Il Principe

di Leonardo Morlino

Perché non dichiararsi antifascisti? Qual è il punto?

Il partito comunità. La ricerca del voto basandosi sull'adesione identitaria. La strategia della polarizzazione. Oltre alle ragioni, la polemica sull'antifascismo può diventare un boomerang per tutti

Leonardo Morlino
MORLINO

Nelle ultime settimane, sia prima che dopo il 25 aprile, queste domande sono state presenti su tutti i media con numerose interviste, testimonianze e sondaggi. Come mai?

Prima di rispondere, va affermato, a scanso di equivoci, che dichiararsi antifascisti è, innanzi tutto, una professione di adesione alla democrazia. Non farlo, almeno sul piano simbolico, può significare che si abbiano dubbi sul sostegno alla democrazia o addirittura che si aderisca a posizioni illiberali. Infatti, per pararsi da questa critica, molti tra quelli che non si sono dichiarati antifascisti hanno, poi, fatto professione di adesione ai valori democratici. Per costoro, comunque, l’ambiguità rimane. Ma allora perché non tagliare corto e fare la dichiarazione di antifascismo? E, d’altra parte, perché insistere nel richiedere da parte della sinistra questa dichiarazione?
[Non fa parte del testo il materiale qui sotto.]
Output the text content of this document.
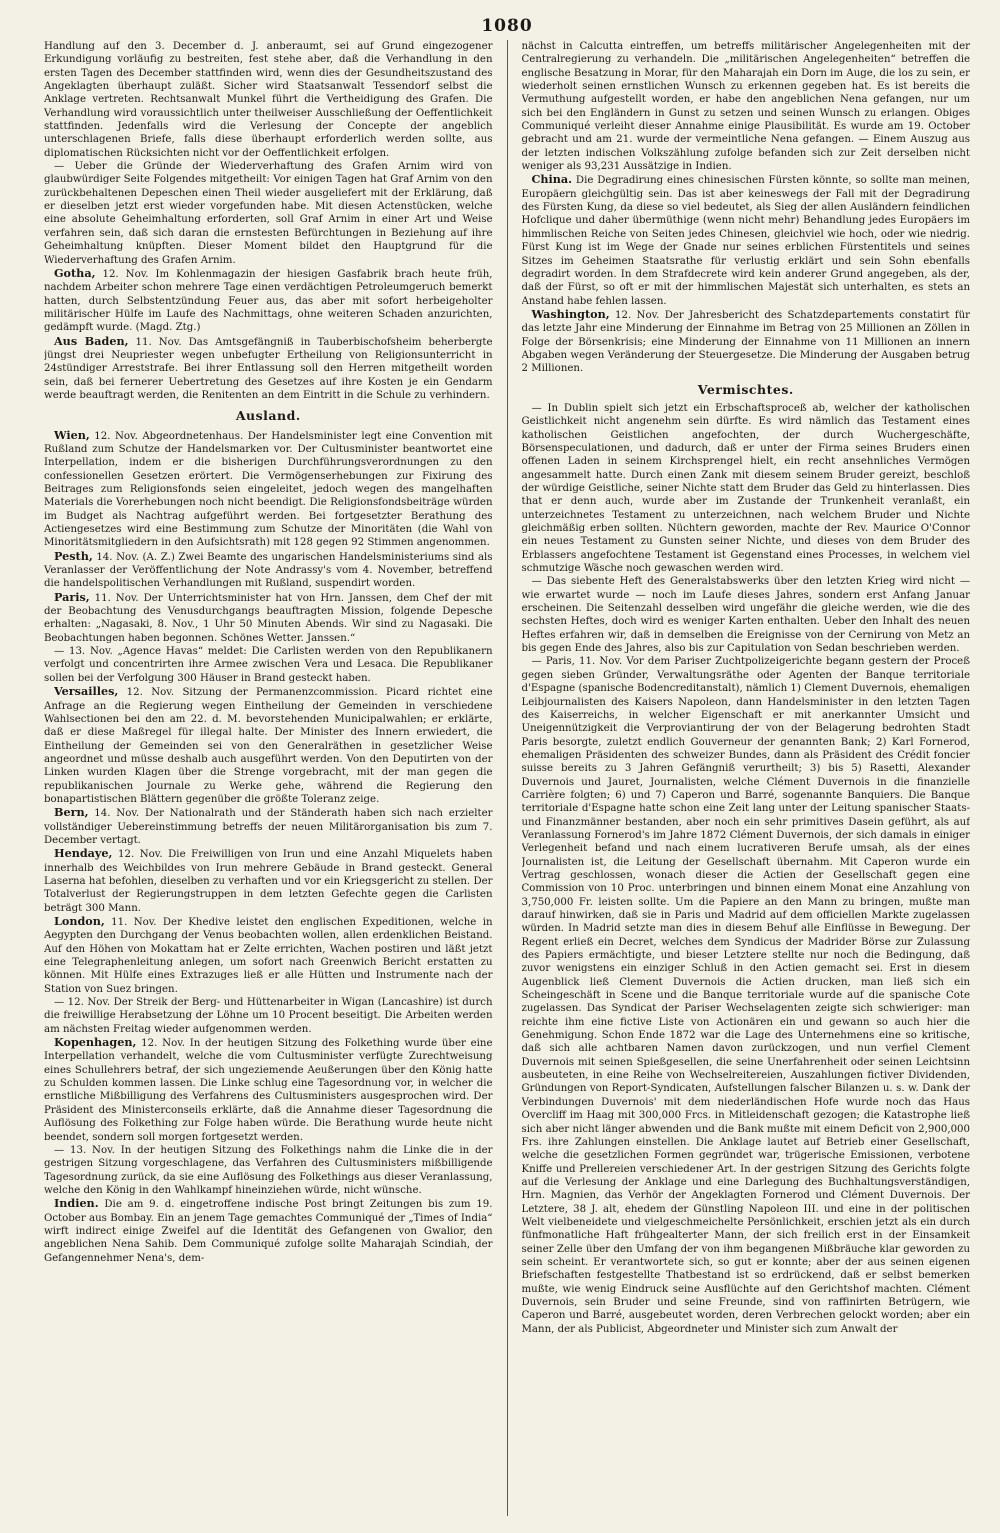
1080

Handlung auf den 3. December d. J. anberaumt, sei auf Grund eingezogener Erkundigung vorläufig zu bestreiten, fest stehe aber, daß die Verhandlung in den ersten Tagen des December stattfinden wird, wenn dies der Gesundheitszustand des Angeklagten überhaupt zuläßt. Sicher wird Staatsanwalt Tessendorf selbst die Anklage vertreten. Rechtsanwalt Munkel führt die Vertheidigung des Grafen. Die Verhandlung wird voraussichtlich unter theilweiser Ausschließung der Oeffentlichkeit stattfinden. Jedenfalls wird die Verlesung der Concepte der angeblich unterschlagenen Briefe, falls diese überhaupt erforderlich werden sollte, aus diplomatischen Rücksichten nicht vor der Oeffentlichkeit erfolgen.

— Ueber die Gründe der Wiederverhaftung des Grafen Arnim wird von glaubwürdiger Seite Folgendes mitgetheilt: Vor einigen Tagen hat Graf Arnim von den zurückbehaltenen Depeschen einen Theil wieder ausgeliefert mit der Erklärung, daß er dieselben jetzt erst wieder vorgefunden habe. Mit diesen Actenstücken, welche eine absolute Geheimhaltung erforderten, soll Graf Arnim in einer Art und Weise verfahren sein, daß sich daran die ernstesten Befürchtungen in Beziehung auf ihre Geheimhaltung knüpften. Dieser Moment bildet den Hauptgrund für die Wiederverhaftung des Grafen Arnim.

Gotha, 12. Nov. Im Kohlenmagazin der hiesigen Gasfabrik brach heute früh, nachdem Arbeiter schon mehrere Tage einen verdächtigen Petroleumgeruch bemerkt hatten, durch Selbstentzündung Feuer aus, das aber mit sofort herbeigeholter militärischer Hülfe im Laufe des Nachmittags, ohne weiteren Schaden anzurichten, gedämpft wurde. (Magd. Ztg.)

Aus Baden, 11. Nov. Das Amtsgefängniß in Tauberbischofsheim beherbergte jüngst drei Neupriester wegen unbefugter Ertheilung von Religionsunterricht in 24stündiger Arreststrafe. Bei ihrer Entlassung soll den Herren mitgetheilt worden sein, daß bei fernerer Uebertretung des Gesetzes auf ihre Kosten je ein Gendarm werde beauftragt werden, die Renitenten an dem Eintritt in die Schule zu verhindern.

Ausland.

Wien, 12. Nov. Abgeordnetenhaus. Der Handelsminister legt eine Convention mit Rußland zum Schutze der Handelsmarken vor. Der Cultusminister beantwortet eine Interpellation, indem er die bisherigen Durchführungsverordnungen zu den confessionellen Gesetzen erörtert. Die Vermögenserhebungen zur Fixirung des Beitrages zum Religionsfonds seien eingeleitet, jedoch wegen des mangelhaften Materials die Vorerhebungen noch nicht beendigt. Die Religionsfondsbeiträge würden im Budget als Nachtrag aufgeführt werden. Bei fortgesetzter Berathung des Actiengesetzes wird eine Bestimmung zum Schutze der Minoritäten (die Wahl von Minoritätsmitgliedern in den Aufsichtsrath) mit 128 gegen 92 Stimmen angenommen.

Pesth, 14. Nov. (A. Z.) Zwei Beamte des ungarischen Handelsministeriums sind als Veranlasser der Veröffentlichung der Note Andrassy's vom 4. November, betreffend die handelspolitischen Verhandlungen mit Rußland, suspendirt worden.

Paris, 11. Nov. Der Unterrichtsminister hat von Hrn. Janssen, dem Chef der mit der Beobachtung des Venusdurchgangs beauftragten Mission, folgende Depesche erhalten: „Nagasaki, 8. Nov., 1 Uhr 50 Minuten Abends. Wir sind zu Nagasaki. Die Beobachtungen haben begonnen. Schönes Wetter. Janssen.“

— 13. Nov. „Agence Havas“ meldet: Die Carlisten werden von den Republikanern verfolgt und concentrirten ihre Armee zwischen Vera und Lesaca. Die Republikaner sollen bei der Verfolgung 300 Häuser in Brand gesteckt haben.

Versailles, 12. Nov. Sitzung der Permanenzcommission. Picard richtet eine Anfrage an die Regierung wegen Eintheilung der Gemeinden in verschiedene Wahlsectionen bei den am 22. d. M. bevorstehenden Municipalwahlen; er erklärte, daß er diese Maßregel für illegal halte. Der Minister des Innern erwiedert, die Eintheilung der Gemeinden sei von den Generalräthen in gesetzlicher Weise angeordnet und müsse deshalb auch ausgeführt werden. Von den Deputirten von der Linken wurden Klagen über die Strenge vorgebracht, mit der man gegen die republikanischen Journale zu Werke gehe, während die Regierung den bonapartistischen Blättern gegenüber die größte Toleranz zeige.

Bern, 14. Nov. Der Nationalrath und der Ständerath haben sich nach erzielter vollständiger Uebereinstimmung betreffs der neuen Militärorganisation bis zum 7. December vertagt.

Hendaye, 12. Nov. Die Freiwilligen von Irun und eine Anzahl Miquelets haben innerhalb des Weichbildes von Irun mehrere Gebäude in Brand gesteckt. General Laserna hat befohlen, dieselben zu verhaften und vor ein Kriegsgericht zu stellen. Der Totalverlust der Regierungstruppen in dem letzten Gefechte gegen die Carlisten beträgt 300 Mann.

London, 11. Nov. Der Khedive leistet den englischen Expeditionen, welche in Aegypten den Durchgang der Venus beobachten wollen, allen erdenklichen Beistand. Auf den Höhen von Mokattam hat er Zelte errichten, Wachen postiren und läßt jetzt eine Telegraphenleitung anlegen, um sofort nach Greenwich Bericht erstatten zu können. Mit Hülfe eines Extrazuges ließ er alle Hütten und Instrumente nach der Station von Suez bringen.

— 12. Nov. Der Streik der Berg- und Hüttenarbeiter in Wigan (Lancashire) ist durch die freiwillige Herabsetzung der Löhne um 10 Procent beseitigt. Die Arbeiten werden am nächsten Freitag wieder aufgenommen werden.

Kopenhagen, 12. Nov. In der heutigen Sitzung des Folkething wurde über eine Interpellation verhandelt, welche die vom Cultusminister verfügte Zurechtweisung eines Schullehrers betraf, der sich ungeziemende Aeußerungen über den König hatte zu Schulden kommen lassen. Die Linke schlug eine Tagesordnung vor, in welcher die ernstliche Mißbilligung des Verfahrens des Cultusministers ausgesprochen wird. Der Präsident des Ministerconseils erklärte, daß die Annahme dieser Tagesordnung die Auflösung des Folkething zur Folge haben würde. Die Berathung wurde heute nicht beendet, sondern soll morgen fortgesetzt werden.

— 13. Nov. In der heutigen Sitzung des Folkethings nahm die Linke die in der gestrigen Sitzung vorgeschlagene, das Verfahren des Cultusministers mißbilligende Tagesordnung zurück, da sie eine Auflösung des Folkethings aus dieser Veranlassung, welche den König in den Wahlkampf hineinziehen würde, nicht wünsche.

Indien. Die am 9. d. eingetroffene indische Post bringt Zeitungen bis zum 19. October aus Bombay. Ein an jenem Tage gemachtes Communiqué der „Times of India“ wirft indirect einige Zweifel auf die Identität des Gefangenen von Gwalior, den angeblichen Nena Sahib. Dem Communiqué zufolge sollte Maharajah Scindiah, der Gefangennehmer Nena's, dem-

nächst in Calcutta eintreffen, um betreffs militärischer Angelegenheiten mit der Centralregierung zu verhandeln. Die „militärischen Angelegenheiten“ betreffen die englische Besatzung in Morar, für den Maharajah ein Dorn im Auge, die los zu sein, er wiederholt seinen ernstlichen Wunsch zu erkennen gegeben hat. Es ist bereits die Vermuthung aufgestellt worden, er habe den angeblichen Nena gefangen, nur um sich bei den Engländern in Gunst zu setzen und seinen Wunsch zu erlangen. Obiges Communiqué verleiht dieser Annahme einige Plausibilität. Es wurde am 19. October gebracht und am 21. wurde der vermeintliche Nena gefangen. — Einem Auszug aus der letzten indischen Volkszählung zufolge befanden sich zur Zeit derselben nicht weniger als 93,231 Aussätzige in Indien.

China. Die Degradirung eines chinesischen Fürsten könnte, so sollte man meinen, Europäern gleichgültig sein. Das ist aber keineswegs der Fall mit der Degradirung des Fürsten Kung, da diese so viel bedeutet, als Sieg der allen Ausländern feindlichen Hofclique und daher übermüthige (wenn nicht mehr) Behandlung jedes Europäers im himmlischen Reiche von Seiten jedes Chinesen, gleichviel wie hoch, oder wie niedrig. Fürst Kung ist im Wege der Gnade nur seines erblichen Fürstentitels und seines Sitzes im Geheimen Staatsrathe für verlustig erklärt und sein Sohn ebenfalls degradirt worden. In dem Strafdecrete wird kein anderer Grund angegeben, als der, daß der Fürst, so oft er mit der himmlischen Majestät sich unterhalten, es stets an Anstand habe fehlen lassen.

Washington, 12. Nov. Der Jahresbericht des Schatzdepartements constatirt für das letzte Jahr eine Minderung der Einnahme im Betrag von 25 Millionen an Zöllen in Folge der Börsenkrisis; eine Minderung der Einnahme von 11 Millionen an innern Abgaben wegen Veränderung der Steuergesetze. Die Minderung der Ausgaben betrug 2 Millionen.

Vermischtes.

— In Dublin spielt sich jetzt ein Erbschaftsproceß ab, welcher der katholischen Geistlichkeit nicht angenehm sein dürfte. Es wird nämlich das Testament eines katholischen Geistlichen angefochten, der durch Wuchergeschäfte, Börsenspeculationen, und dadurch, daß er unter der Firma seines Bruders einen offenen Laden in seinem Kirchsprengel hielt, ein recht ansehnliches Vermögen angesammelt hatte. Durch einen Zank mit diesem seinem Bruder gereizt, beschloß der würdige Geistliche, seiner Nichte statt dem Bruder das Geld zu hinterlassen. Dies that er denn auch, wurde aber im Zustande der Trunkenheit veranlaßt, ein unterzeichnetes Testament zu unterzeichnen, nach welchem Bruder und Nichte gleichmäßig erben sollten. Nüchtern geworden, machte der Rev. Maurice O'Connor ein neues Testament zu Gunsten seiner Nichte, und dieses von dem Bruder des Erblassers angefochtene Testament ist Gegenstand eines Processes, in welchem viel schmutzige Wäsche noch gewaschen werden wird.

— Das siebente Heft des Generalstabswerks über den letzten Krieg wird nicht — wie erwartet wurde — noch im Laufe dieses Jahres, sondern erst Anfang Januar erscheinen. Die Seitenzahl desselben wird ungefähr die gleiche werden, wie die des sechsten Heftes, doch wird es weniger Karten enthalten. Ueber den Inhalt des neuen Heftes erfahren wir, daß in demselben die Ereignisse von der Cernirung von Metz an bis gegen Ende des Jahres, also bis zur Capitulation von Sedan beschrieben werden.

— Paris, 11. Nov. Vor dem Pariser Zuchtpolizeigerichte begann gestern der Proceß gegen sieben Gründer, Verwaltungsräthe oder Agenten der Banque territoriale d'Espagne (spanische Bodencreditanstalt), nämlich 1) Clement Duvernois, ehemaligen Leibjournalisten des Kaisers Napoleon, dann Handelsminister in den letzten Tagen des Kaiserreichs, in welcher Eigenschaft er mit anerkannter Umsicht und Uneigennützigkeit die Verproviantirung der von der Belagerung bedrohten Stadt Paris besorgte, zuletzt endlich Gouverneur der genannten Bank; 2) Karl Fornerod, ehemaligen Präsidenten des schweizer Bundes, dann als Präsident des Crédit foncier suisse bereits zu 3 Jahren Gefängniß verurtheilt; 3) bis 5) Rasetti, Alexander Duvernois und Jauret, Journalisten, welche Clément Duvernois in die finanzielle Carrière folgten; 6) und 7) Caperon und Barré, sogenannte Banquiers. Die Banque territoriale d'Espagne hatte schon eine Zeit lang unter der Leitung spanischer Staats- und Finanzmänner bestanden, aber noch ein sehr primitives Dasein geführt, als auf Veranlassung Fornerod's im Jahre 1872 Clément Duvernois, der sich damals in einiger Verlegenheit befand und nach einem lucrativeren Berufe umsah, als der eines Journalisten ist, die Leitung der Gesellschaft übernahm. Mit Caperon wurde ein Vertrag geschlossen, wonach dieser die Actien der Gesellschaft gegen eine Commission von 10 Proc. unterbringen und binnen einem Monat eine Anzahlung von 3,750,000 Fr. leisten sollte. Um die Papiere an den Mann zu bringen, mußte man darauf hinwirken, daß sie in Paris und Madrid auf dem officiellen Markte zugelassen würden. In Madrid setzte man dies in diesem Behuf alle Einflüsse in Bewegung. Der Regent erließ ein Decret, welches dem Syndicus der Madrider Börse zur Zulassung des Papiers ermächtigte, und bieser Letztere stellte nur noch die Bedingung, daß zuvor wenigstens ein einziger Schluß in den Actien gemacht sei. Erst in diesem Augenblick ließ Clement Duvernois die Actien drucken, man ließ sich ein Scheingeschäft in Scene und die Banque territoriale wurde auf die spanische Cote zugelassen. Das Syndicat der Pariser Wechselagenten zeigte sich schwieriger: man reichte ihm eine fictive Liste von Actionären ein und gewann so auch hier die Genehmigung. Schon Ende 1872 war die Lage des Unternehmens eine so kritische, daß sich alle achtbaren Namen davon zurückzogen, und nun verfiel Clement Duvernois mit seinen Spießgesellen, die seine Unerfahrenheit oder seinen Leichtsinn ausbeuteten, in eine Reihe von Wechselreitereien, Auszahlungen fictiver Dividenden, Gründungen von Report-Syndicaten, Aufstellungen falscher Bilanzen u. s. w. Dank der Verbindungen Duvernois' mit dem niederländischen Hofe wurde noch das Haus Overcliff im Haag mit 300,000 Frcs. in Mitleidenschaft gezogen; die Katastrophe ließ sich aber nicht länger abwenden und die Bank mußte mit einem Deficit von 2,900,000 Frs. ihre Zahlungen einstellen. Die Anklage lautet auf Betrieb einer Gesellschaft, welche die gesetzlichen Formen gegründet war, trügerische Emissionen, verbotene Kniffe und Prellereien verschiedener Art. In der gestrigen Sitzung des Gerichts folgte auf die Verlesung der Anklage und eine Darlegung des Buchhaltungsverständigen, Hrn. Magnien, das Verhör der Angeklagten Fornerod und Clément Duvernois. Der Letztere, 38 J. alt, ehedem der Günstling Napoleon III. und eine in der politischen Welt vielbeneidete und vielgeschmeichelte Persönlichkeit, erschien jetzt als ein durch fünfmonatliche Haft frühgealterter Mann, der sich freilich erst in der Einsamkeit seiner Zelle über den Umfang der von ihm begangenen Mißbräuche klar geworden zu sein scheint. Er verantwortete sich, so gut er konnte; aber der aus seinen eigenen Briefschaften festgestellte Thatbestand ist so erdrückend, daß er selbst bemerken mußte, wie wenig Eindruck seine Ausflüchte auf den Gerichtshof machten. Clément Duvernois, sein Bruder und seine Freunde, sind von raffinirten Betrügern, wie Caperon und Barré, ausgebeutet worden, deren Verbrechen gelockt worden; aber ein Mann, der als Publicist, Abgeordneter und Minister sich zum Anwalt der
Al di là di quanto emerge da certi sondaggi, che vanno considerati con cautela, la leader di Fratelli d’Italia e diversi esponenti di quel partito hanno scelto di non fare quella dichiarazione. Le ragioni essenziali sono elettorali.

Siamo in un contesto di sempre maggiore astensione elettorale e distacco – se non alienazione – dalla politica, caratterizzato anche da notevole instabilità nel voto, la cosiddetta volatilità elettorale. In queste condizioni la Meloni, insieme al suo gruppo dirigente, ha deciso di cercare il voto basandosi sull’adesione identitaria al partito.
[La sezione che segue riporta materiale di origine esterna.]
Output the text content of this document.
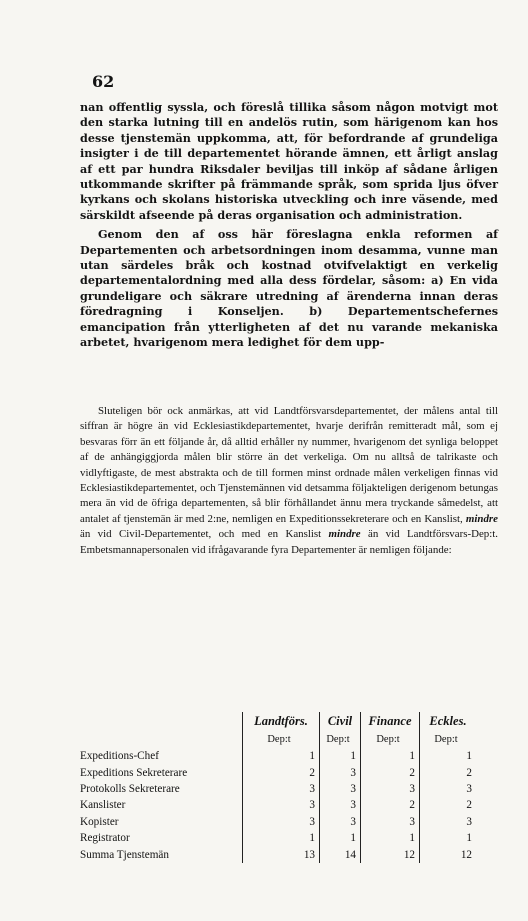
62

nan offentlig syssla, och föreslå tillika såsom någon motvigt mot den starka lutning till en andelös rutin, som härigenom kan hos desse tjenstemän uppkomma, att, för befordrande af grundeliga insigter i de till departementet hörande ämnen, ett årligt anslag af ett par hundra Riksdaler beviljas till inköp af sådane årligen utkommande skrifter på främmande språk, som sprida ljus öfver kyrkans och skolans historiska utveckling och inre väsende, med särskildt afseende på deras organisation och administration.

Genom den af oss här föreslagna enkla reformen af Departementen och arbetsordningen inom desamma, vunne man utan särdeles bråk och kostnad otvifvelaktigt en verkelig departementalordning med alla dess fördelar, såsom: a) En vida grundeligare och säkrare utredning af ärenderna innan deras föredragning i Konseljen. b) Departementschefernes emancipation från ytterligheten af det nu varande mekaniska arbetet, hvarigenom mera ledighet för dem upp-

Sluteligen bör ock anmärkas, att vid Landtförsvarsdepartementet, der målens antal till siffran är högre än vid Ecklesiastikdepartementet, hvarje derifrån remitteradt mål, som ej besvaras förr än ett följande år, då alltid erhåller ny nummer, hvarigenom det synliga beloppet af de anhängiggjorda målen blir större än det verkeliga. Om nu alltså de talrikaste och vidlyftigaste, de mest abstrakta och de till formen minst ordnade målen verkeligen finnas vid Ecklesiastikdepartementet, och Tjenstemännen vid detsamma följakteligen derigenom betungas mera än vid de öfriga departementen, så blir förhållandet ännu mera tryckande såmedelst, att antalet af tjenstemän är med 2:ne, nemligen en Expeditionssekreterare och en Kanslist, mindre än vid Civil-Departementet, och med en Kanslist mindre än vid Landtförsvars-Dep:t. Embetsmannapersonalen vid ifrågavarande fyra Departementer är nemligen följande:

	Landtförs.	Civil	Finance	Eckles.
	Dep:t	Dep:t	Dep:t	Dep:t
Expeditions-Chef	1	1	1	1
Expeditions Sekreterare	2	3	2	2
Protokolls Sekreterare	3	3	3	3
Kanslister	3	3	2	2
Kopister	3	3	3	3
Registrator	1	1	1	1
Summa Tjenstemän	13	14	12	12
Può farlo perché effettivamente diversi dati ci dicono che FdI è uno dei due partiti a cui corrisponde una qualche comunità che vi si riconosce (l’altro partito è il PD). Un indicatore rilevante dell’esistenza di queste due (ridotte) comunità lo si ricava dal numero delle persone che destinano a quei due partiti il due per mille dell’irpef.

Se quella è la strategia, la conseguenza è che la dichiarazione antifascista sarebbe inappropriata e confondente al fine di mantenere e, magari, accrescere quell’identità che si rifà al Movimento Sociale Italiano e alla sua storia. Su questo c’è poco da aggiungere. Ovviamente, si tratta solo di una componente dell’appeal elettorale. Poi, ci sarebbe da integrare elaborando le basi per un partito nazionale conservatore. Compito su cui il gruppo dirigente di FdI è ancora molto indietro, sia perché difficile da pensare concretamente all’interno dell’Unione europea, sia perché dovrebbe essere costruito sul risultato di politiche interne – non tanto internazionali – di successo in un contesto economico con assai poche risorse.

E la sinistra, perché insiste su quella dichiarazione? Nelle democrazie contemporanee, una delle strategie più usate per manipolare l’opinione pubblica è la polarizzazione o, meglio, la bipolarizzazione, che costringe i cittadini a coinvolgersi e scegliere un versante di un’antinomia. Questa strategia, di nuovo, si è rivelata particolarmente efficace in un contesto di bassa partecipazione e indifferenza. L’aveva intuita, e largamente praticata, Berlusconi negli anni ’90, creando la contrapposizione tra comunisti e anticomunisti. Per quanto artificiosa, perché il comunismo era scomparso in Europa, quella antinomia risultò elettoralmente efficace.

Parimenti efficace, per fare un altro esempio, la contrapposizione proposta dai partiti neopopulisti di questi anni tra “noi e loro”, tra noi popolo, per ciò stesso depositario di democrazia, e un’élite attaccata al potere, e ovviamente corrotta. La nuova antinomia tra fascisti e antifascisti è anch’essa radicale. Alla fine, contrappone chi è autenticamente democratico e non ha difficoltà a dichiararsi antifascista e chi non lo è. E, dunque, va messo fuori dal gioco democratico.

Il punto è che, dietro tante parole e, spesso, l’abuso di retorica da parte di tutte le parti in causa, si sta giocando una partita alla fine pericolosa per tutti perché, a sua volta, inserita in un contesto internazionale conflittuale ed economico, che da solo può contribuire alla delegittimazione democratica. Un richiamo alla responsabilità è necessario proprio di questi tempi che mal sopportano certe strategie e manipolazioni.